The first step is simply to realize there's nothing to fear. While the documentation for make can be intimidating, it's all lots of cool features that you don't have to rely on. A functional Makefile can be just a couple of lines long, or in simple cases, even a single line. Once you've started writing simple ones, it becomes easier to slowly learn a feature at a time as they become useful.
A basic makefile is just a set of rules. Each rule has a name, a list of requirements that must be up to date as a prerequisite for the rule, and a set of commands to run for that rule. When you run make, you can give it a list of rules to build as command line arguments. If you don't give it any, it will build the "all" rule, if it exists. A simple Makefile for a project with one C source file could be:
all:
gcc foo.c -o foo
(note that the indention is important, and it has to be a single tab character). The file can be named anything you want, but by default make looks for a file named Makefile. If you create a file by that name with the example contents, then run make in that directory, the gcc command in the file will be executed to build your program. For even a simple program with a single source file, this already saves some typing when you compile. If you have some extra compiler flags you always want to pass, now you only have to put them in the Makefile, not try to remember to add them every time you compile.
For a slightly more complex example, let's try a project with two source files:
all:
gcc -c foo.c
gcc -c bar.c
gcc foo.o bar.o -o app
This will work just fine, but it has a few drawbacks. As we start adding more source files, adding a gcc line for each one, plus adding each output object to the final line starts to feel clumsy. Also, this recompiles every source file every time we build. In a simple example, this probably isn't a big deal, but as things get larger, recompiling everything every time gets slow, and probably unnecessary. If I've only edited foo.c since the last time I compiled, there's no need to recompile bar.c again; I just need to recompile foo.c then relink the object files. This is where rule prerequisites come in handy. Rather than compiling each source file in our rule, we can make a separate rule for each oject file, then tell the final rule that those object files are required:
foo.o:
gcc -c foo.c
bar.o:
gcc -c bar.c
all: foo.o bar.o
gcc foo.o bar.o -o app
We're half way there, but make will still recompile everything every time. It has no way to know if foo.o and bar.o are up to date, so it will build them every time, before building the application in our all rule. So we need to tell make what files foo.o and bar.o depend on:
foo.o: foo.c
gcc -c foo.c
bar.o: bar.c
gcc -c bar.c
all: foo.o bar.o
gcc foo.o bar.o -o app
Now make knows that foo.o depends on foo.c. Since there isn't a rule for how to build foo.c, it assumes that's one of your source files. Now, when you run make, and it sees that all requires foo.o, it will look at the timestamps on foo.o and foo.c. If foo.c is not newer than foo.o, it knows that the source file hasn't changed, so it won't bother rebuilding foo.o.

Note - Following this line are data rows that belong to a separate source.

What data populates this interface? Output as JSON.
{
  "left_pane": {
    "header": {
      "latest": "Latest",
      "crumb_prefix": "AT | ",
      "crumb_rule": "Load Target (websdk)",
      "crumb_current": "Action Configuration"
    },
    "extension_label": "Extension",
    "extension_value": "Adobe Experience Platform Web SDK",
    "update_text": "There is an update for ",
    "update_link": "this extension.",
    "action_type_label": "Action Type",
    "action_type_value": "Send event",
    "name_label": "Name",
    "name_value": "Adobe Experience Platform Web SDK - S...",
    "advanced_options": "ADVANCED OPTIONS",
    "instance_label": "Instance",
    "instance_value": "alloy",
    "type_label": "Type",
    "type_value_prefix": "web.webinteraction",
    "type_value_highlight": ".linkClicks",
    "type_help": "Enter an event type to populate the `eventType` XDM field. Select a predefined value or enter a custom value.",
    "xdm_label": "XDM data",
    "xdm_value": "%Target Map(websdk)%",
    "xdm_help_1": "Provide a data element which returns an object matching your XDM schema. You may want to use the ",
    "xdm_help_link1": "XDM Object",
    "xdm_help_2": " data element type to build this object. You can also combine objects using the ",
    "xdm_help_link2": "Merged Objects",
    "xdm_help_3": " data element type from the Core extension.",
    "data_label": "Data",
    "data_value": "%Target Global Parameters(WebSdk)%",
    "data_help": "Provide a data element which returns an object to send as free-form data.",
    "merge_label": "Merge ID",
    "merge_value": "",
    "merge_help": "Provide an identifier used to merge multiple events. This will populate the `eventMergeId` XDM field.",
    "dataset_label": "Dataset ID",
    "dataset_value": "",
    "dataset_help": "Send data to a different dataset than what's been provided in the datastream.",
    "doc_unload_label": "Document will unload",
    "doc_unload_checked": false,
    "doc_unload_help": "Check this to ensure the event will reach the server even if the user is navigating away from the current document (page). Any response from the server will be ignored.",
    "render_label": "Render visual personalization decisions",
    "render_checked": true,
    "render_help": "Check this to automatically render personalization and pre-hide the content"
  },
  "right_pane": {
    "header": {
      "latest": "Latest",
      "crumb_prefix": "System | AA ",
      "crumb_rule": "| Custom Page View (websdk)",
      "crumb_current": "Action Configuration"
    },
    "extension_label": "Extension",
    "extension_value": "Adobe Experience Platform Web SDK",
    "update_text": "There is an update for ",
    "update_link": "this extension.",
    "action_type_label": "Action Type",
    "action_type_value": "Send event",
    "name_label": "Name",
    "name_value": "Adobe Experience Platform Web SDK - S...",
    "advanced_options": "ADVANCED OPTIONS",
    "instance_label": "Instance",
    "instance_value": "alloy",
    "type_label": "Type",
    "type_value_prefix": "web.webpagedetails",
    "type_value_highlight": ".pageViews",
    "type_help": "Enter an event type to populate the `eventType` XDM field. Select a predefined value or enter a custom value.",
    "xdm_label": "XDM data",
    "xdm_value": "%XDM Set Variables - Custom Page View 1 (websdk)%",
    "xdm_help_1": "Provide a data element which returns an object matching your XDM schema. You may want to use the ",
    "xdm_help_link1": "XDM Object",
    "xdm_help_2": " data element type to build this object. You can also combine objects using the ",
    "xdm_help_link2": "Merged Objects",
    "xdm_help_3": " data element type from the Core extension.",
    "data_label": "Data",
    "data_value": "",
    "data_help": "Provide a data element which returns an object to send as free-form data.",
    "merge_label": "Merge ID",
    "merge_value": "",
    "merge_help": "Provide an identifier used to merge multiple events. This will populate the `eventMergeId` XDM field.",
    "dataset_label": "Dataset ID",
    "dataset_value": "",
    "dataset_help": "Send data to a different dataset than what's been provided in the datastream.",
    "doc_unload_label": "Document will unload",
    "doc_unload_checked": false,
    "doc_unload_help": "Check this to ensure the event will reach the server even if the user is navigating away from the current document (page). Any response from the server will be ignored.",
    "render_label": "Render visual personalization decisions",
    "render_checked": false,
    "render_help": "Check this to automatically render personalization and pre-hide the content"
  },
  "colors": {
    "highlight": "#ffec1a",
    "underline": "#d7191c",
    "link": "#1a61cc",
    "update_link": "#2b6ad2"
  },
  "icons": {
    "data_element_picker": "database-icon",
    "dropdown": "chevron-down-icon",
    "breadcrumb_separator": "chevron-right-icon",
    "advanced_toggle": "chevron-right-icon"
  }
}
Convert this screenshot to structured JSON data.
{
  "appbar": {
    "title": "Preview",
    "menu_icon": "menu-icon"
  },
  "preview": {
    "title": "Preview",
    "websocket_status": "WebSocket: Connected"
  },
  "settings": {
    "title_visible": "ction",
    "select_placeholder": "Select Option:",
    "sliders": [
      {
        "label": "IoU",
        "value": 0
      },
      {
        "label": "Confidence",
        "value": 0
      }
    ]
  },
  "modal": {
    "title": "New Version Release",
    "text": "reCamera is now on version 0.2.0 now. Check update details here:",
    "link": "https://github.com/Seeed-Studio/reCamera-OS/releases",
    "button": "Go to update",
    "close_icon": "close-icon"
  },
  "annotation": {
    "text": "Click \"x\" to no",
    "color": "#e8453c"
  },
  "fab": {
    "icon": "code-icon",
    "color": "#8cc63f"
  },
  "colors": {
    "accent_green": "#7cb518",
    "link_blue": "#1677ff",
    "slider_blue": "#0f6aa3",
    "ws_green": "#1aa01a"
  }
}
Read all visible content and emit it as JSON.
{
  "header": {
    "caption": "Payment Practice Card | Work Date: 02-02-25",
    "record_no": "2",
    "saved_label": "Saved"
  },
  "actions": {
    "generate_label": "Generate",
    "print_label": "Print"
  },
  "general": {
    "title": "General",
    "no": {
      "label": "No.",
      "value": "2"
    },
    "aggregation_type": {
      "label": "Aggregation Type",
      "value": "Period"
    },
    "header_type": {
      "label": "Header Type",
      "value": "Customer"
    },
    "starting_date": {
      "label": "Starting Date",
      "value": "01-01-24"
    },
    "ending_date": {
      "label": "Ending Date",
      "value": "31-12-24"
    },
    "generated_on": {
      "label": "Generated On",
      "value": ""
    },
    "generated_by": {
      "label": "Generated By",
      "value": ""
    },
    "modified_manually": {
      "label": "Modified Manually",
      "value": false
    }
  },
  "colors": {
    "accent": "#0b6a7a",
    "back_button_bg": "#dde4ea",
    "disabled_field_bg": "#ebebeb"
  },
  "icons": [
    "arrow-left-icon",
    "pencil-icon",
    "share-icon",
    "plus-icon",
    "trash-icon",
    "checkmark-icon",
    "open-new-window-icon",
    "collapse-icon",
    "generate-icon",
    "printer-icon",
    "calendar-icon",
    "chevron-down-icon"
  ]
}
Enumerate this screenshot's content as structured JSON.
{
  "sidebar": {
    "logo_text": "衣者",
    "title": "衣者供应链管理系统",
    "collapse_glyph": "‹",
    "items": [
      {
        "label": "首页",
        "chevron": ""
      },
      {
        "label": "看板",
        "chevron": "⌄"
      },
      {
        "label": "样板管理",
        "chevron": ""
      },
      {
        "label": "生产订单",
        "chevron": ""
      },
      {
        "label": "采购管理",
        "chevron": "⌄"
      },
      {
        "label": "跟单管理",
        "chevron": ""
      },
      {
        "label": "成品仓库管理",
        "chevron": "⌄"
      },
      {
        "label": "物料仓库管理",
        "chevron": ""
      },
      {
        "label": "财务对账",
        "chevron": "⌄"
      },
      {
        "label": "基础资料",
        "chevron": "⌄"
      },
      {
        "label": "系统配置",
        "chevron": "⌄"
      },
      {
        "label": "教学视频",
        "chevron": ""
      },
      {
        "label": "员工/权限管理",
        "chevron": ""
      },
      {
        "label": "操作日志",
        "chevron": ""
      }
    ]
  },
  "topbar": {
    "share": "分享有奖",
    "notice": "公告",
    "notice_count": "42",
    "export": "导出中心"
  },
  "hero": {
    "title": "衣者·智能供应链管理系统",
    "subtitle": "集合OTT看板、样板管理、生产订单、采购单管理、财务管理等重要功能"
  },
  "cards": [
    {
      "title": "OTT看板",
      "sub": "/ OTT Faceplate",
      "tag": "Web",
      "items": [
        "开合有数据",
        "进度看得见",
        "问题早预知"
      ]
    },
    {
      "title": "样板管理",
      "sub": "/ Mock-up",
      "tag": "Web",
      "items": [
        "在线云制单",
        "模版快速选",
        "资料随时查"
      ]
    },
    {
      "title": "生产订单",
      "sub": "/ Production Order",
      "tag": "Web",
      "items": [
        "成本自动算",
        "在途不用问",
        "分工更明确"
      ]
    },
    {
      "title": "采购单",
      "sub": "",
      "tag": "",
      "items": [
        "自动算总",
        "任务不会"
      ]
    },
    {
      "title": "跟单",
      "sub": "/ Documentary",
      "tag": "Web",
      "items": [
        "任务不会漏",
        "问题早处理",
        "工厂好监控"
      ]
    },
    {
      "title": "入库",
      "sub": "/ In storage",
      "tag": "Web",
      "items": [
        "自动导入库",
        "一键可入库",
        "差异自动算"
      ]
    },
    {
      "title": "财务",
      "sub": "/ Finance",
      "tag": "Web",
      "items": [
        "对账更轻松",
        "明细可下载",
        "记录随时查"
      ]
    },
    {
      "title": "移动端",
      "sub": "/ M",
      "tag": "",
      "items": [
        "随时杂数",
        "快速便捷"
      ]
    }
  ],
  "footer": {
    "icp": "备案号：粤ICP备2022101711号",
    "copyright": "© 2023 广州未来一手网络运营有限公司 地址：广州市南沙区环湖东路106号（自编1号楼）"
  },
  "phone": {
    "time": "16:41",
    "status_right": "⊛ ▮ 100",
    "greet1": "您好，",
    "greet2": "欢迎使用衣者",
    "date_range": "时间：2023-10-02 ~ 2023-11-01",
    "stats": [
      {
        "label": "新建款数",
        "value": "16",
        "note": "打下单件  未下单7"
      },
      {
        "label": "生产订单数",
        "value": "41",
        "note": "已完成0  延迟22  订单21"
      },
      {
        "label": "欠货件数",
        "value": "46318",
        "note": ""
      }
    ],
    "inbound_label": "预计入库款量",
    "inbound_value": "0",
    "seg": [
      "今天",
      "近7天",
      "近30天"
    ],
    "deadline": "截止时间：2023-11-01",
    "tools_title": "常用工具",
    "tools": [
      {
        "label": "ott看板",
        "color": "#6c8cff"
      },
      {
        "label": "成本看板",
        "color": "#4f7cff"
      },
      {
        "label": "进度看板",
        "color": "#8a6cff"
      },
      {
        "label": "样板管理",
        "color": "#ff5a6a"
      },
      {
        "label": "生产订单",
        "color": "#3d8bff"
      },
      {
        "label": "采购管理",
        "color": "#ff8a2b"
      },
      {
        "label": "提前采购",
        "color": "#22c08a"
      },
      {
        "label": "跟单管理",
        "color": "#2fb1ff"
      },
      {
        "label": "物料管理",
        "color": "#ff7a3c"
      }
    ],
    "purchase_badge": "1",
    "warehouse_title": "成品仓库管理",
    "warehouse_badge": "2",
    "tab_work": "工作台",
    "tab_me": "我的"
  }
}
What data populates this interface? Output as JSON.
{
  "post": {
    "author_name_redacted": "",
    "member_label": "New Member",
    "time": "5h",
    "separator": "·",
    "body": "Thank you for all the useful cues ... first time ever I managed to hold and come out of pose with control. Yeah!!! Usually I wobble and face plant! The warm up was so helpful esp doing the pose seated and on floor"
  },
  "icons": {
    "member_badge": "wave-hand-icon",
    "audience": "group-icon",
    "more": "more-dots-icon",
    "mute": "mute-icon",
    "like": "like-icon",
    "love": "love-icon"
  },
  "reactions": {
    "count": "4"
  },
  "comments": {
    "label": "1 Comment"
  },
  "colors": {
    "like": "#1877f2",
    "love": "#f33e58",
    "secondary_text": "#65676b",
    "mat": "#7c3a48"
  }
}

We're improving, but there are still a few things that could be better. Right now we'll still link all the object files every time we run make, even if none of the object files were recompiled. We also still have to type those redundant rules for every C file, and we have to list all our object files twice, once in the requirements for all, and once in the actual build line. Typing the redundant rules turns out to be an easy fix. It's so common to build a .o file from a .c file (or a number of other common source code extensions) that make already knows how to handle it. So we can actually leave out the foo.o and bar.o rules. If a rule requires foo.o, and you have a file named foo.c in that directory, make will figure out the rest. We can also use variables to keep from having to retype things. And making a rule for our executable, which all then requires, allows make to check if it needs to be rebuilt. That gives us:
OBJS=foo.o bar.o
app: $(OBJS)
gcc $(OBJS) -o app
all: app
That will pretty much do what we want. The only problem is that we no longer have a way to pass the flags we want to the compiler. Also, make assumes we use the cc command to compile C files, but we want to use gcc. No problem. The built in rules for C files actually use two variables, CC and CFLAGS, for our compiler of choice and any options to pass to it. We simply set those variables at the beginning of the file, and we're good to go:
CC=gcc
CFLAGS=-Wall -g
OBJS=foo.o bar.o
app: $(OBJS)
$(CC) $(CFLAGS) $(OBJS) -o app
all: app
And we have a nice Makefile. When we run make, it builds our project. It doesn't ever do any extra work. When we add new source files to our project, we just have to add the name of the object file to one line in our Makefile, and it does the rest.
Now, there's obviously a lot more to writing make files, and a lot more they can do, or the documentation wouldn't be so big. But this is all it takes to write makefiles for simple projects, and you can then learn piecemeal from there, as you find yourself wanting new things.